When projects like Cornell LI began, the premise was that the law belonged to the people, and once the people had access to the laws and court decisions, they would be capable of understanding, appreciating and applying the law. I called this a Fool’s Utopia, the issue at the moment being a rape case where the legal issues were utterly ignored and the question, the only question, was whether the rapist would go free.

Law on the internet is a powerful tool. But like any tool, its utility is only as good as the skills of the person using it. Prosecutors in Connecticut used the law poorly, and as a result, a rapist may walk free.  Writers at popular websites used the law poorly, and as a result, got a lot of people worked up about the wrong problem and made them stupider in the process.  Clay Shirky thinks anybody can be a lawyer if we give them access to the tool, learning nothing from the potential of one rapist walking free because the tool was put in the hands of a bad mechanic.

The prosecutor in Connecticut was a lawyer. The writers were educated and interested in legal issues. The public just wants a freebie and couldn’t care less about making the effort to become truly knowledgeable.  If this is the future of the law, it’s going to be a disaster.

This isn’t a problem that afflicts only non-lawyers. Mere days ago, the justice-elect of the Wisconsin Supreme Court, Jill Karofsky, wrote an op-ed about the election that studiously failed to explain the legal issues before the courts she condemned. It suggested that her new court and SCOTUS were blatantly partisan in their rulings, when her argument was a flagrant lie of omission. She totally misstated the issue and the rulings, and she’s going to be sworn in as a member of the Wisconsin Supreme Court.
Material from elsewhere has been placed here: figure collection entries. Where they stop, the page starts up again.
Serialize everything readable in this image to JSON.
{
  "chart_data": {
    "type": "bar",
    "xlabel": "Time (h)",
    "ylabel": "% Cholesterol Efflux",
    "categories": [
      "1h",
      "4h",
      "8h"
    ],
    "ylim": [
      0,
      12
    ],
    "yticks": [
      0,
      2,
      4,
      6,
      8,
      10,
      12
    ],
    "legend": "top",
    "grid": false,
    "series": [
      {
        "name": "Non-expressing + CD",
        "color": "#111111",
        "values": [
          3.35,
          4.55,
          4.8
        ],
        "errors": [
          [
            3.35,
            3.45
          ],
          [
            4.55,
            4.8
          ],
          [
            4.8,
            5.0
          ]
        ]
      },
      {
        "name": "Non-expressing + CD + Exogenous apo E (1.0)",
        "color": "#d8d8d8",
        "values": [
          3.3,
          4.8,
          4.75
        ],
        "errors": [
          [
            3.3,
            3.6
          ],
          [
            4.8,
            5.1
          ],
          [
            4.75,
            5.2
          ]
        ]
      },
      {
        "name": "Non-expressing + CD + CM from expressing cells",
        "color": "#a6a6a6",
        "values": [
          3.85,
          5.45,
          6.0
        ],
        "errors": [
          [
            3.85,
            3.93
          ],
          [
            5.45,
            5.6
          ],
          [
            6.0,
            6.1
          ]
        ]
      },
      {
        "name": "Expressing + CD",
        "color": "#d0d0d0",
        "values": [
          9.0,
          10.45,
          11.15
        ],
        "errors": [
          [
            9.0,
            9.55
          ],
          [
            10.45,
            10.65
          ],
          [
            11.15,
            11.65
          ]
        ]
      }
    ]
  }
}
Then there are the plethora of unduly passionate legal pundits, such as Stern at Slate and Milhiser at Vox, who manage to absurdly get it wrong in every decision they write about. Most of the time, you wouldn’t be able to discern the case they were writing about without expressly noting the name of the parties.

And then there are the twitter lawyers, the non-lawyers who twit their pseudo-legal jargon, laws and rules as they understand them to be. They will often link to such credible sites as Cornell LI to prove their argument, failing to grasp that they have misunderstood everything about the law and process in ways no most lawyers couldn’t even fathom. There’s @BadLegalTakes* to chronicle their misadventures, but the burden is too great to provide more than a cursory laugh.

These are the groundlings that the legal futurists promised would become as wise about the law as lawyers if only they had access to the foundational information about the law. Not only has it not worked, but it instead created a Dunning-Kruger-like certainty that their wildly bizarre beliefs were not firmly rooted in their misunderstanding of actual statutes and caselaw. No longer would they listen to a lawyer’s warning that they misunderstood the law; now they knew it for themselves and no shyster would turn their head from their truth.

Will exposing Supreme Court oral argument to the great unwashed make matters better? The unduly passionate will take away whatever they want to believe. They won’t grasp the limits of the issue presented. They won’t grasp the procedural posture or applicable rules. They will see the big picture, catch a word or phrase that gives their heart wings and believe, with all their heart and soul, that the Supreme Court is either absolutely right or replete with partisan hacks who must be eliminated at all costs.

The problem is not that it can’t give the public the opportunity to have a better and deeper understanding of the third, least dangerous, branch of government. The problem is that the public won’t see it that way via telephone any more than they do via social media. Instead, seeing the Court in action will create an unshakable belief that their bias, whatever it may be, is proven.

*There are a not insignificant number of lawyers whose “takes” are flagrantly wrong and bizarre. I would like to tell you it’s surprising, but I can’t. Being a lawyer is, sadly, no assurance that a person’s legal views aren’t batshit crazy or mindnumbingly dumb.